Adjust implicits of cancellation lemmas

Like injectivity lemmas, instances of cancellation lemmas (whose
conclusion is `cancel ? ?`, `{in ?, cancel ? ?}`, `pcancel`, or
`ocancel`) are passed to
generic lemmas such as `canRL` or `canLR_in`. Thus such lemmas should
not have trailing on-demand implicits _just before_ the `cancel`
conclusion, as these would be inconvenient to insert (requiring
essentially an explicit eta-expansion).
We therefore use `Arguments` or `Prenex Implicits` directives to make
all such arguments maximally inserted implicits. We don’t, however make
other arguments implicit, so as not to spoil direct instantiation of
the lemmas (in, e.g., `rewrite -[y](invmK injf)`).
We have also tried to do this with lemmas whose statement matches a
`cancel`, i.e., ending in `forall x, g (E[x]) = x` (where pattern
unification will pick up `f = fun x => E[x]`).
We also adjusted implicits of a few stray injectivity
lemmas, and defined constants.
We provide a shorthand for reindexing a bigop with a permutation.
Finally we used the new implicit signatures to simplify proofs that
use injectivity or cancellation lemmas.

1 files changed, 7 insertions, 8 deletions

diff --git a/mathcomp/algebra/ssrint.v b/mathcomp/algebra/ssrint.v
index b734ad7..e6b0264 100644
--- a/mathcomp/algebra/ssrint.v
+++ b/mathcomp/algebra/ssrint.v
@@ -290,7 +290,7 @@ Lemma mulz_addl : left_distributive mulz (+%R).
 Proof.
 move=> x y z; elim: z=> [|n|n]; first by rewrite !(mul0z,mulzC).
   by rewrite !mulzS=> ->; rewrite !addrA [X in X + _]addrAC.
-rewrite !mulzN !mulzS -!opprD=> /(inv_inj (@opprK _))->.
+rewrite !mulzN !mulzS -!opprD=> /oppr_inj->.
 by rewrite !addrA [X in X + _]addrAC.
 Qed.
 
@@ -330,22 +330,21 @@ Lemma mulVz : {in unitz, left_inverse 1%R invz *%R}.
 Proof. by move=> n /pred2P[] ->. Qed.
 
 Lemma mulzn_eq1 m (n : nat) : (m * n == 1) = (m == 1) && (n == 1%N).
-Proof. by case: m=> m /=; [rewrite -PoszM [_==_]muln_eq1 | case: n]. Qed.

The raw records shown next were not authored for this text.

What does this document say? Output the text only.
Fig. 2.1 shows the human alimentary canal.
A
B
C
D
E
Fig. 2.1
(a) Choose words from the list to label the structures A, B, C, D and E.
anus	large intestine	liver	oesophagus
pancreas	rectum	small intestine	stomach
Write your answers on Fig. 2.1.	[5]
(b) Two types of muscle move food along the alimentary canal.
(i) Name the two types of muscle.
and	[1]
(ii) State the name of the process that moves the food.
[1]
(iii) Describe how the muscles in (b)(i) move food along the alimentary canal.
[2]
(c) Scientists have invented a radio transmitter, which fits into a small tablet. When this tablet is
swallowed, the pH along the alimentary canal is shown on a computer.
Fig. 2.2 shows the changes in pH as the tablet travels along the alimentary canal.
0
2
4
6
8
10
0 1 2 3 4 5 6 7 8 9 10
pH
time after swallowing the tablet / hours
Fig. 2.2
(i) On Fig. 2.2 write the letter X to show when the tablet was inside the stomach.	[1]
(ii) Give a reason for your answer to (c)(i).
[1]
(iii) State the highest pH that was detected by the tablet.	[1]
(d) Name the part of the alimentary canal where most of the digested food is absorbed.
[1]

+Proof. by case: m => m /=; [rewrite -PoszM [_==_]muln_eq1 | case: n]. Qed.
 
 Lemma unitzPl m n : n * m = 1 -> m \is a unitz.
 Proof.
-case: m => m; move/eqP; rewrite qualifE.
-* by rewrite mulzn_eq1; case/andP=> _; move/eqP->.

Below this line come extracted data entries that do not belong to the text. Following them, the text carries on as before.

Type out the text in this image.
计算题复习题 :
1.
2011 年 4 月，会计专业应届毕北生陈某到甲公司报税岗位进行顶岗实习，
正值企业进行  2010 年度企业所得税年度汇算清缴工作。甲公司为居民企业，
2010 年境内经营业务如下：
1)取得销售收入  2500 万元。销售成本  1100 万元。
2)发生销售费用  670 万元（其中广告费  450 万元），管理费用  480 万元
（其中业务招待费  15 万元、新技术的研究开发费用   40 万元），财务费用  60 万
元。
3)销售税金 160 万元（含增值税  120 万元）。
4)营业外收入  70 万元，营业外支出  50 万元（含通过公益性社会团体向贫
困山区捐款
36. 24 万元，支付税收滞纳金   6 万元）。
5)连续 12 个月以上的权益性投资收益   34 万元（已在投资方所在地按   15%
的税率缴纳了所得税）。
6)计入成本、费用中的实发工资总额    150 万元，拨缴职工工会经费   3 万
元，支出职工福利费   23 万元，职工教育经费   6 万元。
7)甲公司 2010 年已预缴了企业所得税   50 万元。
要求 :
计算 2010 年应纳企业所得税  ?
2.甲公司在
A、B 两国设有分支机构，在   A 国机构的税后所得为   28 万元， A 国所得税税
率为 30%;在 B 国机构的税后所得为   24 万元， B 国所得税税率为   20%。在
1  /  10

-* by rewrite NegzE intS mulrN -mulNr mulzn_eq1; case/andP=> _.
+rewrite qualifE => /eqP.
+by case: m => m; rewrite ?NegzE ?mulrN -?mulNr mulzn_eq1 => /andP[_ /eqP->].
 Qed.
 
-Lemma  invz_out : {in [predC unitz], invz =1 id}.
+Lemma invz_out : {in [predC unitz], invz =1 id}.
 Proof. exact. Qed.
 
 Lemma idomain_axiomz m n : m * n = 0 -> (m == 0) || (n == 0).
 Proof.
-by case: m n => m [] n //=; move/eqP; rewrite ?(NegzE,mulrN,mulNr);
-  rewrite ?(inv_eq (@opprK _)) -PoszM [_==_]muln_eq0.
+by case: m n => m [] n //= /eqP;
+  rewrite ?(NegzE, mulrN, mulNr) ?oppr_eq0 -PoszM [_ == _]muln_eq0.
 Qed.
 
 Definition comMixin := ComUnitRingMixin mulVz unitzPl invz_out.